5.0 Create the SD card image

Create a blank image file

Make a file in the de10 directory called busybox_image_build.sh and copy the following script into the file:


echo "Create 32 MiB image" &&
sudo dd if=/dev/zero of=de10_nano_sd_busybox.img bs=32M count=1 &&
echo "Connect image it as a loop device." &&
loop_device=$(sudo losetup --show -f de10_nano_sd_busybox.img) || exit 1

echo "Create partitions."
echo "1M for U-boot, and rest of space for kernel and initramfs"
echo n; echo p; echo 2; echo; echo +1M;   echo t; echo a2; # Make the U-Boot partition
echo n; echo p; echo 1; echo; echo; echo t; echo 1; echo b;  # Make kernel / initramfs partition
echo w; # Write the changes
) | sudo fdisk "$loop_device"  >> /dev/null

echo "Above error can be ignored (Re-reading the partition table failed)" &&
sudo partprobe "$loop_device" &&

echo "Make FAT filesystem" &&
sudo mkfs -t vfat "$loop_device""p1" &&

echo "Copy over U-Boot" &&
sudo dd if=./u-boot/u-boot-with-spl.sfp of="$loop_device""p2" bs=64k seek=0 oflag=sync || exit 1

if [ ! -d fat ]
  mkdir fat

echo "Mount FAT file system" &&
sudo mount "$loop_device""p1" fat &&
echo "Copy kernel" &&
sudo cp linux/arch/arm/boot/zImage fat &&
# Use DE0 DTB for now as no DE10 DTB and they are basically the same board
echo "Copy device tree" &&
sudo cp linux/arch/arm/boot/dts/socfpga_cyclone5_de0_nano_soc.dtb fat &&
echo "Copy initramfs" &&
sudo cp initramfs.cpio.gz fat || exit 1

echo "Generate extlinux.conf file" &&
echo "LABEL Linux Default" > extlinux.conf &&
echo "    KERNEL ../zImage" >> extlinux.conf &&
echo "    FDT ../socfpga_cyclone5_de0_nano_soc.dtb" >> extlinux.conf &&
echo "    APPEND initrd=../initramfs.cpio.gz root=/dev/ram earlyprintk console=ttyS0,115200n8" >> extlinux.conf &&
sudo mkdir -p fat/extlinux &&
sudo cp extlinux.conf fat/extlinux || exit 1
echo "Unmount and clean up" &&
sudo umount fat &&
rm extlinux.conf &&
sudo losetup -d "$loop_device" || exit 1
echo "Done!"

The script creates a disk image, partitions it, copies over U-Boot, formats a FAT partition, copies over the kernel, device tree, and initramfs archive, and finally generates an extlinux.conf file.
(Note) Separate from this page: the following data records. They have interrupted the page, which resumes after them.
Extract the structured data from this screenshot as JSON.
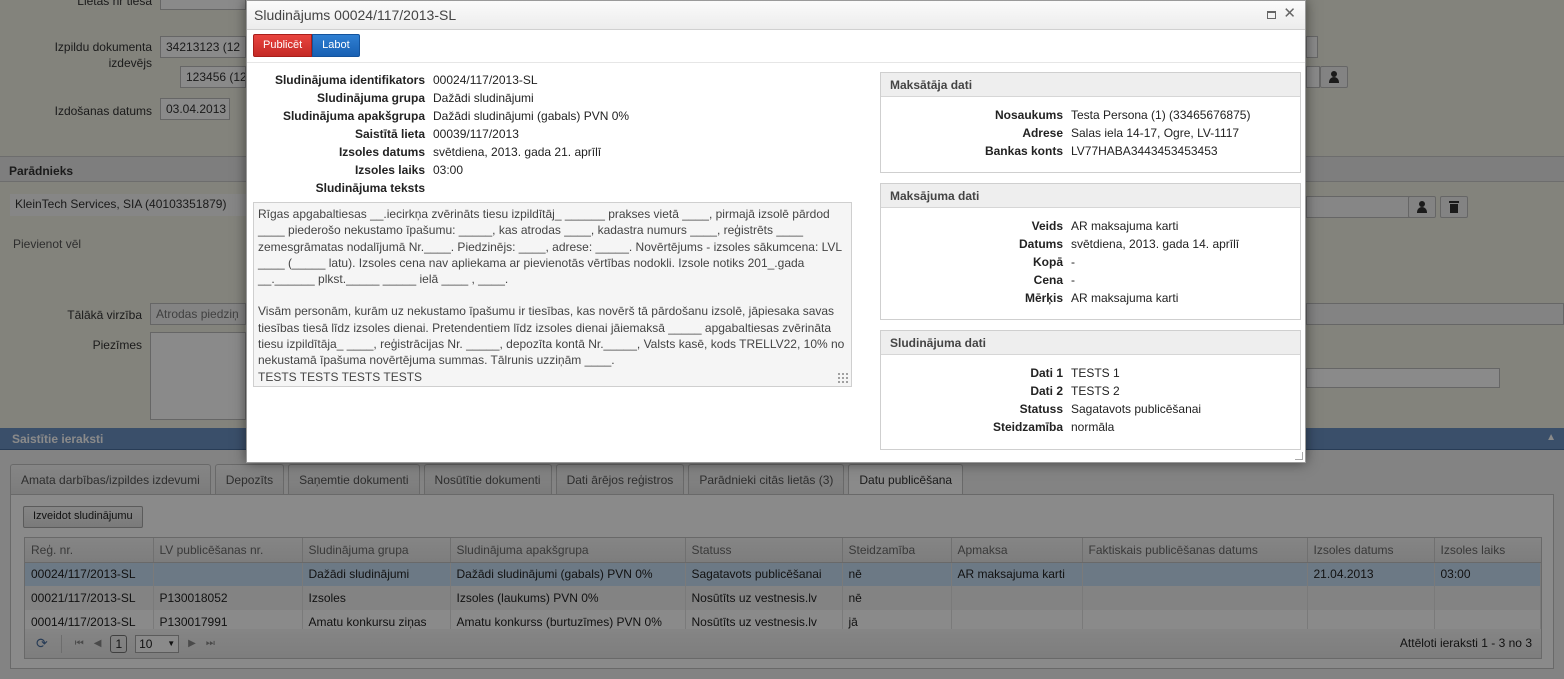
{
  "background": {
    "case_no_label": "Lietas nr tiesā",
    "issuer_label": "Izpildu dokumenta izdevējs",
    "issuer_value_1": "34213123 (12",
    "issuer_value_2": "123456 (12",
    "issue_date_label": "Izdošanas datums",
    "issue_date_value": "03.04.2013",
    "debtor_section": "Parādnieks",
    "debtor_value": "KleinTech Services, SIA (40103351879)",
    "add_more_link": "Pievienot vēl",
    "next_step_label": "Tālākā virzība",
    "next_step_value": "Atrodas piedziņ",
    "notes_label": "Piezīmes"
  },
  "linked": {
    "header": "Saistītie ieraksti",
    "tabs": [
      {
        "label": "Amata darbības/izpildes izdevumi",
        "active": false
      },
      {
        "label": "Depozīts",
        "active": false
      },
      {
        "label": "Saņemtie dokumenti",
        "active": false
      },
      {
        "label": "Nosūtītie dokumenti",
        "active": false
      },
      {
        "label": "Dati ārējos reģistros",
        "active": false
      },
      {
        "label": "Parādnieki citās lietās (3)",
        "active": false
      },
      {
        "label": "Datu publicēšana",
        "active": true
      }
    ],
    "create_button": "Izveidot sludinājumu",
    "columns": [
      "Reģ. nr.",
      "LV publicēšanas nr.",
      "Sludinājuma grupa",
      "Sludinājuma apakšgrupa",
      "Statuss",
      "Steidzamība",
      "Apmaksa",
      "Faktiskais publicēšanas datums",
      "Izsoles datums",
      "Izsoles laiks"
    ],
    "rows": [
      [
        "00024/117/2013-SL",
        "",
        "Dažādi sludinājumi",
        "Dažādi sludinājumi (gabals) PVN 0%",
        "Sagatavots publicēšanai",
        "nē",
        "AR maksajuma karti",
        "",
        "21.04.2013",
        "03:00"
      ],
      [
        "00021/117/2013-SL",
        "P130018052",
        "Izsoles",
        "Izsoles (laukums) PVN 0%",
        "Nosūtīts uz vestnesis.lv",
        "nē",
        "",
        "",
        "",
        ""
      ],
      [
        "00014/117/2013-SL",
        "P130017991",
        "Amatu konkursu ziņas",
        "Amatu konkurss (burtuzīmes) PVN 0%",
        "Nosūtīts uz vestnesis.lv",
        "jā",
        "",
        "",
        "",
        ""
      ]
    ],
    "pager": {
      "page": "1",
      "page_size": "10",
      "info": "Attēloti ieraksti 1 - 3 no 3"
    }
  },
  "modal": {
    "title": "Sludinājums 00024/117/2013-SL",
    "publish_button": "Publicēt",
    "edit_button": "Labot",
    "fields": [
      {
        "label": "Sludinājuma identifikators",
        "value": "00024/117/2013-SL",
        "link": false
      },
      {
        "label": "Sludinājuma grupa",
        "value": "Dažādi sludinājumi",
        "link": false
      },
      {
        "label": "Sludinājuma apakšgrupa",
        "value": "Dažādi sludinājumi (gabals) PVN 0%",
        "link": false
      },
      {
        "label": "Saistītā lieta",
        "value": "00039/117/2013",
        "link": true
      },
      {
        "label": "Izsoles datums",
        "value": "svētdiena, 2013. gada 21. aprīlī",
        "link": false
      },
      {
        "label": "Izsoles laiks",
        "value": "03:00",
        "link": false
      },
      {
        "label": "Sludinājuma teksts",
        "value": "",
        "link": false
      }
    ],
    "text_paragraphs": [
      "Rīgas apgabaltiesas __.iecirkņa zvērināts tiesu izpildītāj_ ______ prakses vietā ____, pirmajā izsolē pārdod ____ piederošo nekustamo īpašumu: _____, kas atrodas ____, kadastra numurs ____, reģistrēts ____ zemesgrāmatas nodalījumā Nr.____. Piedzinējs: ____, adrese: _____. Novērtējums - izsoles sākumcena: LVL ____ (_____ latu). Izsoles cena nav apliekama ar pievienotās vērtības nodokli. Izsole notiks 201_.gada __.______ plkst._____ _____ ielā ____ , ____.",
      "Visām personām, kurām uz nekustamo īpašumu ir tiesības, kas novērš tā pārdošanu izsolē, jāpiesaka savas tiesības tiesā līdz izsoles dienai. Pretendentiem līdz izsoles dienai jāiemaksā _____ apgabaltiesas zvērināta tiesu izpildītāja_ ____, reģistrācijas Nr. _____, depozīta kontā Nr._____, Valsts kasē, kods TRELLV22, 10% no nekustamā īpašuma novērtējuma summas. Tālrunis uzziņām ____.",
      "TESTS TESTS TESTS TESTS"
    ],
    "panels": [
      {
        "title": "Maksātāja dati",
        "rows": [
          {
            "label": "Nosaukums",
            "value": "Testa Persona (1) (33465676875)",
            "link": true
          },
          {
            "label": "Adrese",
            "value": "Salas iela 14-17, Ogre, LV-1117",
            "link": false
          },
          {
            "label": "Bankas konts",
            "value": "LV77HABA3443453453453",
            "link": false
          }
        ]
      },
      {
        "title": "Maksājuma dati",
        "rows": [
          {
            "label": "Veids",
            "value": "AR maksajuma karti",
            "link": false
          },
          {
            "label": "Datums",
            "value": "svētdiena, 2013. gada 14. aprīlī",
            "link": false
          },
          {
            "label": "Kopā",
            "value": "-",
            "link": false
          },
          {
            "label": "Cena",
            "value": "-",
            "link": false
          },
          {
            "label": "Mērķis",
            "value": "AR maksajuma karti",
            "link": false
          }
        ]
      },
      {
        "title": "Sludinājuma dati",
        "rows": [
          {
            "label": "Dati 1",
            "value": "TESTS 1",
            "link": false
          },
          {
            "label": "Dati 2",
            "value": "TESTS 2",
            "link": false
          },
          {
            "label": "Statuss",
            "value": "Sagatavots publicēšanai",
            "link": false
          },
          {
            "label": "Steidzamība",
            "value": "normāla",
            "link": false
          }
        ]
      }
    ]
  },
  "colors": {
    "publish": "#d9342f",
    "edit": "#1f6fc4",
    "link": "#1f72b8",
    "section_header": "#6c93c4",
    "selected_row": "#c7dff5"
  }
}
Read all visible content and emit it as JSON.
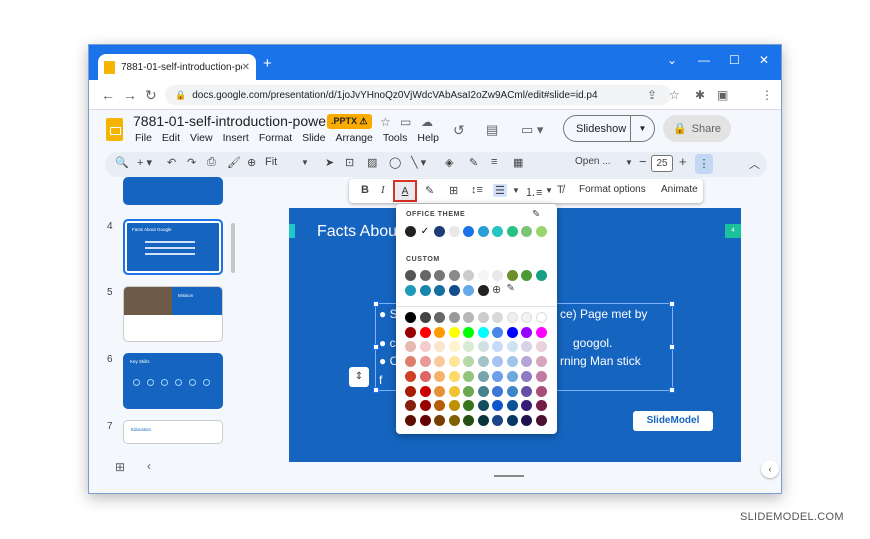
{
  "browser": {
    "tab_title": "7881-01-self-introduction-powe",
    "tab_close": "✕",
    "new_tab": "+",
    "url": "docs.google.com/presentation/d/1joJvYHnoQz0VjWdcVAbAsaI2oZw9ACml/edit#slide=id.p4"
  },
  "app": {
    "title": "7881-01-self-introduction-power...",
    "badge": ".PPTX",
    "menus": [
      "File",
      "Edit",
      "View",
      "Insert",
      "Format",
      "Slide",
      "Arrange",
      "Tools",
      "Help"
    ],
    "slideshow_label": "Slideshow",
    "share_label": "Share"
  },
  "toolbar": {
    "zoom": "Fit",
    "font": "Open ...",
    "font_size": "25",
    "format_options": "Format options",
    "animate": "Animate"
  },
  "filmstrip": {
    "slides": [
      {
        "num": "4",
        "title": "Facts About Google",
        "selected": true
      },
      {
        "num": "5",
        "title": "Mission"
      },
      {
        "num": "6",
        "title": "Key Skills"
      },
      {
        "num": "7",
        "title": "Education"
      }
    ]
  },
  "slide": {
    "title": "Facts Abou",
    "number_badge": "4",
    "bullets": [
      "S",
      "c",
      "C",
      "f"
    ],
    "bullet_tails": [
      "ce) Page met by",
      "googol.",
      "rning Man stick",
      ""
    ],
    "logo": "SlideModel"
  },
  "color_picker": {
    "theme_label": "OFFICE THEME",
    "custom_label": "CUSTOM",
    "theme_colors": [
      "#222222",
      "#ffffff",
      "#1f3b78",
      "#e8e8e8",
      "#1a73e8",
      "#2a9fd6",
      "#25c4c4",
      "#26c281",
      "#7cc576",
      "#9bd46e"
    ],
    "custom_colors_row1": [
      "#555555",
      "#666666",
      "#777777",
      "#8a8a8a",
      "#cccccc",
      "#f5f5f5",
      "#e8e8e8",
      "#6c8f2b",
      "#4a9a36",
      "#17a085"
    ],
    "custom_colors_row2": [
      "#1e9ab8",
      "#1a85b0",
      "#176ea0",
      "#134e8c",
      "#66a8e8",
      "#222222"
    ],
    "grid": [
      [
        "#000000",
        "#434343",
        "#666666",
        "#999999",
        "#b7b7b7",
        "#cccccc",
        "#d9d9d9",
        "#efefef",
        "#f3f3f3",
        "#ffffff"
      ],
      [
        "#980000",
        "#ff0000",
        "#ff9900",
        "#ffff00",
        "#00ff00",
        "#00ffff",
        "#4a86e8",
        "#0000ff",
        "#9900ff",
        "#ff00ff"
      ],
      [
        "#e6b8af",
        "#f4cccc",
        "#fce5cd",
        "#fff2cc",
        "#d9ead3",
        "#d0e0e3",
        "#c9daf8",
        "#cfe2f3",
        "#d9d2e9",
        "#ead1dc"
      ],
      [
        "#dd7e6b",
        "#ea9999",
        "#f9cb9c",
        "#ffe599",
        "#b6d7a8",
        "#a2c4c9",
        "#a4c2f4",
        "#9fc5e8",
        "#b4a7d6",
        "#d5a6bd"
      ],
      [
        "#cc4125",
        "#e06666",
        "#f6b26b",
        "#ffd966",
        "#93c47d",
        "#76a5af",
        "#6d9eeb",
        "#6fa8dc",
        "#8e7cc3",
        "#c27ba0"
      ],
      [
        "#a61c00",
        "#cc0000",
        "#e69138",
        "#f1c232",
        "#6aa84f",
        "#45818e",
        "#3c78d8",
        "#3d85c6",
        "#674ea7",
        "#a64d79"
      ],
      [
        "#85200c",
        "#990000",
        "#b45f06",
        "#bf9000",
        "#38761d",
        "#134f5c",
        "#1155cc",
        "#0b5394",
        "#351c75",
        "#741b47"
      ],
      [
        "#5b0f00",
        "#660000",
        "#783f04",
        "#7f6000",
        "#274e13",
        "#0c343d",
        "#1c4587",
        "#073763",
        "#20124d",
        "#4c1130"
      ]
    ]
  },
  "watermark": "SLIDEMODEL.COM"
}
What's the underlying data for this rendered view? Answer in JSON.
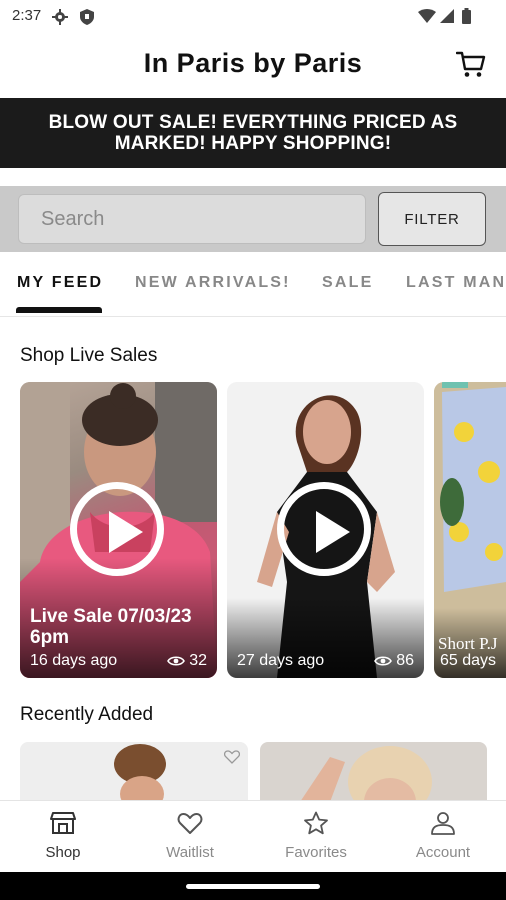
{
  "status": {
    "time": "2:37"
  },
  "header": {
    "title": "In Paris by Paris"
  },
  "banner": {
    "text": "BLOW OUT SALE! EVERYTHING PRICED AS MARKED! HAPPY SHOPPING!"
  },
  "search": {
    "placeholder": "Search",
    "filter_label": "FILTER"
  },
  "tabs": [
    "MY FEED",
    "NEW ARRIVALS!",
    "SALE",
    "LAST MAN"
  ],
  "live": {
    "title": "Shop Live Sales",
    "cards": [
      {
        "title": "Live Sale 07/03/23 6pm",
        "ago": "16 days ago",
        "views": "32"
      },
      {
        "title": "",
        "ago": "27 days ago",
        "views": "86"
      },
      {
        "title": "Short P.J",
        "ago": "65 days"
      }
    ]
  },
  "recent": {
    "title": "Recently Added"
  },
  "nav": [
    {
      "label": "Shop",
      "icon": "shop-icon"
    },
    {
      "label": "Waitlist",
      "icon": "heart-icon"
    },
    {
      "label": "Favorites",
      "icon": "star-icon"
    },
    {
      "label": "Account",
      "icon": "account-icon"
    }
  ],
  "colors": {
    "banner": "#1b1b1b",
    "searchbar": "#c9c9c9",
    "active_tab": "#111111"
  }
}
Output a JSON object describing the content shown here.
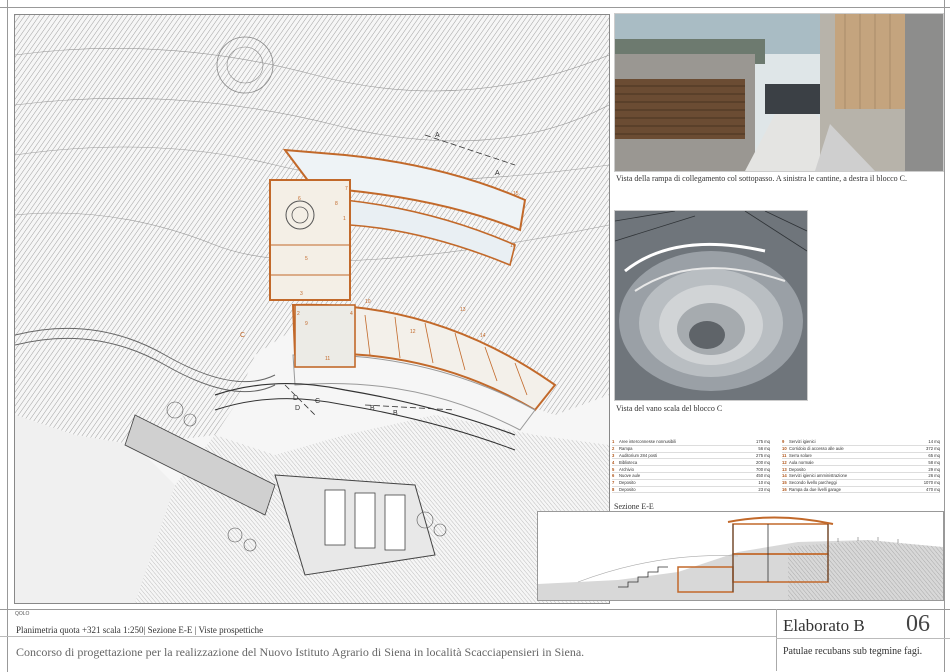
{
  "renders": {
    "top_caption": "Vista della rampa di collegamento col sottopasso. A sinistra le cantine, a destra il blocco C.",
    "middle_caption": "Vista del vano scala del blocco C"
  },
  "plan": {
    "section_labels": [
      "A",
      "A",
      "B",
      "B",
      "C",
      "C",
      "D",
      "D"
    ],
    "room_numbers": [
      "1",
      "2",
      "3",
      "4",
      "5",
      "6",
      "7",
      "8",
      "9",
      "10",
      "11",
      "12",
      "13",
      "14",
      "15",
      "16"
    ]
  },
  "legend": {
    "left": [
      {
        "num": "1",
        "label": "Aree interconnesse nonnusibili",
        "area": "175 mq"
      },
      {
        "num": "2",
        "label": "Rampa",
        "area": "56 mq"
      },
      {
        "num": "3",
        "label": "Auditorium 284 posti",
        "area": "275 mq"
      },
      {
        "num": "4",
        "label": "Biblioteca",
        "area": "200 mq"
      },
      {
        "num": "5",
        "label": "Archivio",
        "area": "700 mq"
      },
      {
        "num": "6",
        "label": "Nuove aule",
        "area": "450 mq"
      },
      {
        "num": "7",
        "label": "Deposito",
        "area": "10 mq"
      },
      {
        "num": "8",
        "label": "Deposito",
        "area": "23 mq"
      }
    ],
    "right": [
      {
        "num": "9",
        "label": "Servizi igienici",
        "area": "14 mq"
      },
      {
        "num": "10",
        "label": "Corridoio di accesso alle aule",
        "area": "372 mq"
      },
      {
        "num": "11",
        "label": "Serra solare",
        "area": "65 mq"
      },
      {
        "num": "12",
        "label": "Aula normale",
        "area": "58 mq"
      },
      {
        "num": "13",
        "label": "Deposito",
        "area": "29 mq"
      },
      {
        "num": "14",
        "label": "Servizi igienici amministrazione",
        "area": "26 mq"
      },
      {
        "num": "15",
        "label": "Secondo livello parcheggi",
        "area": "1070 mq"
      },
      {
        "num": "16",
        "label": "Rampa da due livelli garage",
        "area": "470 mq"
      }
    ]
  },
  "section": {
    "title": "Sezione E-E"
  },
  "title_block": {
    "logo": "QOLO",
    "subtitle": "Planimetria quota +321 scala 1:250| Sezione E-E | Viste prospettiche",
    "title": "Concorso di progettazione per la realizzazione del Nuovo Istituto Agrario di Siena in località Scacciapensieri in Siena.",
    "elaborato": "Elaborato B",
    "number": "06",
    "motto": "Patulae recubans sub tegmine fagi."
  },
  "colors": {
    "accent": "#c2692a",
    "line": "#555555",
    "frame": "#999999"
  }
}
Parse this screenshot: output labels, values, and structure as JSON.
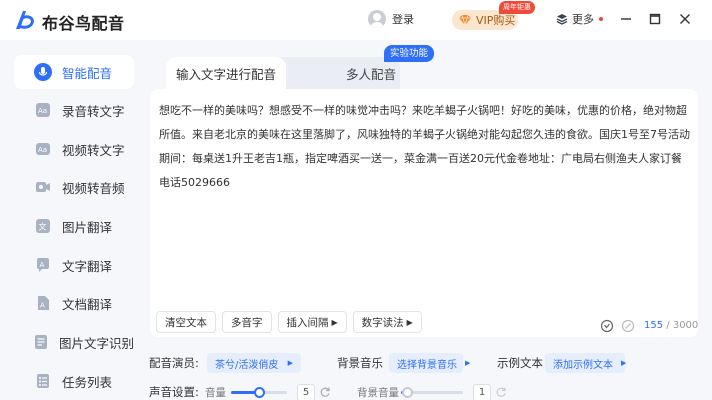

The following commands will run the script:

# cd to de10 directory
chmod +x busybox_image_build.sh

6.0 Write the image to an SD card

Remember to change /dev/sdX to the right value for your SD card!

# cd to de10 directory
sudo dd if=de10_nano_sd_busybox.img of=/dev/sdX bs=64K status=progress

Pop the SD card into the DE10 nano, and it should boot up into the busybox shell!